Phosphorylation of specific rat plasma membrane proteins during promotion of gamma-glutamyl transpeptidase-positive hepatic foci and inhibition by di(2-ethylhexyl)phthalate.

The protein kinase activity of isolated plasma membranes from the livers of rats treated with three promoting regimens was examined using both exogenous proteins and endogenous plasma membrane proteins as substrates. Male rats first received either an initiating dose (30 mg/kg) of the hepatocarcinogen diethylnitrosamine or the 0.9% NaCl solution vehicle by i.p. injection at 18 h following partial hepatectomy. Ten days later, the three promoting regimens were begun. These consisted of 10 weeks of treatment with either (a) a choline-deficient (CD) diet, (b) a choline-supplemented (CS) diet containing 0.06% phenobarbital (PHB) (CS plus PHB), or (c) a CD diet containing 0.06% PHB (CD plus PHB). In addition, two other groups of rats received either (a) a CS diet containing 2% di(2-ethylhexyl)phthalate (DEHP) (CS plus DEHP) or (b) a CD diet containing 2% DEHP (CD plus DEHP).
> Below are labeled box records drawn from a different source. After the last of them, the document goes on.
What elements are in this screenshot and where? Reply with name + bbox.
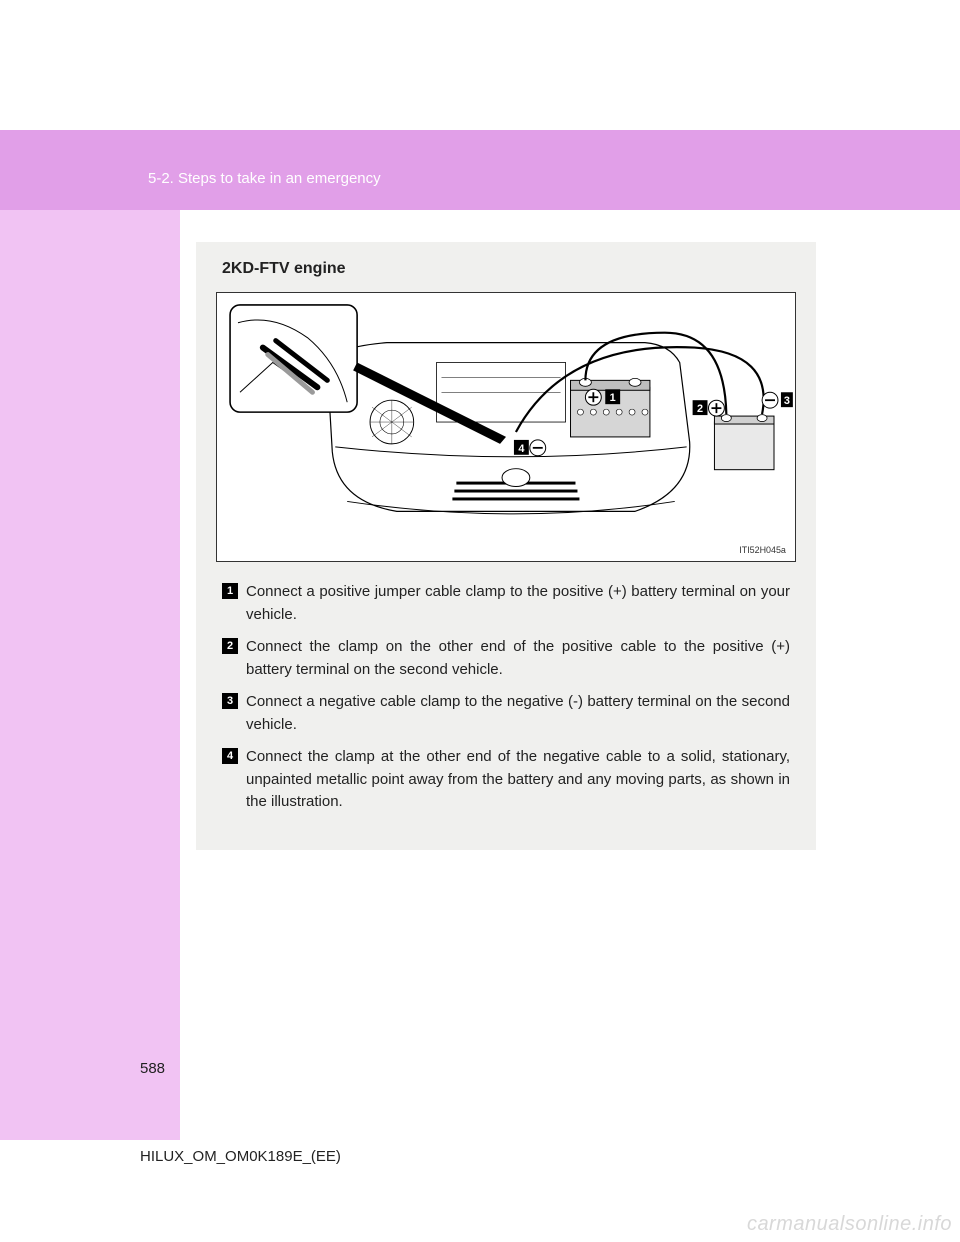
page-number: 588 (140, 1060, 165, 1077)
step-badge-4: 4 (222, 748, 238, 764)
content-box: 2KD-FTV engine (196, 242, 816, 850)
engine-diagram: 1 2 3 4 (216, 292, 796, 562)
watermark: carmanualsonline.info (747, 1213, 952, 1236)
svg-text:3: 3 (784, 395, 790, 407)
step-item: 4 Connect the clamp at the other end of … (222, 746, 790, 814)
svg-text:2: 2 (697, 403, 703, 415)
step-text: Connect the clamp at the other end of th… (246, 746, 790, 814)
step-badge-1: 1 (222, 583, 238, 599)
step-badge-3: 3 (222, 693, 238, 709)
steps-list: 1 Connect a positive jumper cable clamp … (216, 581, 796, 814)
figure-reference: ITI52H045a (739, 545, 786, 555)
step-badge-2: 2 (222, 638, 238, 654)
step-text: Connect the clamp on the other end of th… (246, 636, 790, 681)
step-item: 3 Connect a negative cable clamp to the … (222, 691, 790, 736)
svg-text:4: 4 (518, 443, 524, 455)
document-code: HILUX_OM_OM0K189E_(EE) (140, 1148, 341, 1165)
step-text: Connect a positive jumper cable clamp to… (246, 581, 790, 626)
section-header: 5-2. Steps to take in an emergency (148, 170, 381, 187)
engine-title: 2KD-FTV engine (222, 260, 796, 278)
svg-text:1: 1 (610, 392, 616, 404)
side-color-band (0, 210, 180, 1140)
top-color-band (0, 130, 960, 210)
step-text: Connect a negative cable clamp to the ne… (246, 691, 790, 736)
step-item: 2 Connect the clamp on the other end of … (222, 636, 790, 681)
manual-page: 5-2. Steps to take in an emergency 2KD-F… (0, 0, 960, 1242)
step-item: 1 Connect a positive jumper cable clamp … (222, 581, 790, 626)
DEHP is a widely used plasticizer and environmental contaminant which we have shown previously inhibits the development of putative preneoplastic gamma-glutamyl transpeptidase (GGT) positive foci in rat liver. Total liver plasma membrane protein kinase activity using both protamine sulfate and histone was cyclic adenosine 3':5'-monophosphate independent and did not appear to be a marker of promotion. Its activity was increased by both DEHP which suppresses the development of GGT positive foci and a CD diet which promotes the appearance of GGT positive foci. The CD, CS plus PHB, and CD plus PHB dietary regimens, which promote the appearance of GGT positive foci, induced the phosphorylation of a Mr 40,000 plasma membrane protein in vitro by endogenous protein kinases. Plasma membranes from DEHP-treated rats did not demonstrate phosphorylation of this Mr 40,000 protein. DEHP dietary treatment also blocked the ability of epidermal growth factor to enhance the phosphorylation of its Mr 175,000 receptor protein in isolated liver plasma membranes. These results suggest that the phosphorylation of a Mr 40,000 plasma membrane protein may be important to the early promotional phase of liver carcinogenesis, and that one mechanism by which DEHP inhibits the emergence of GGT positive foci may be by blocking the response of initiated cells to stimulation by epidermal growth factor.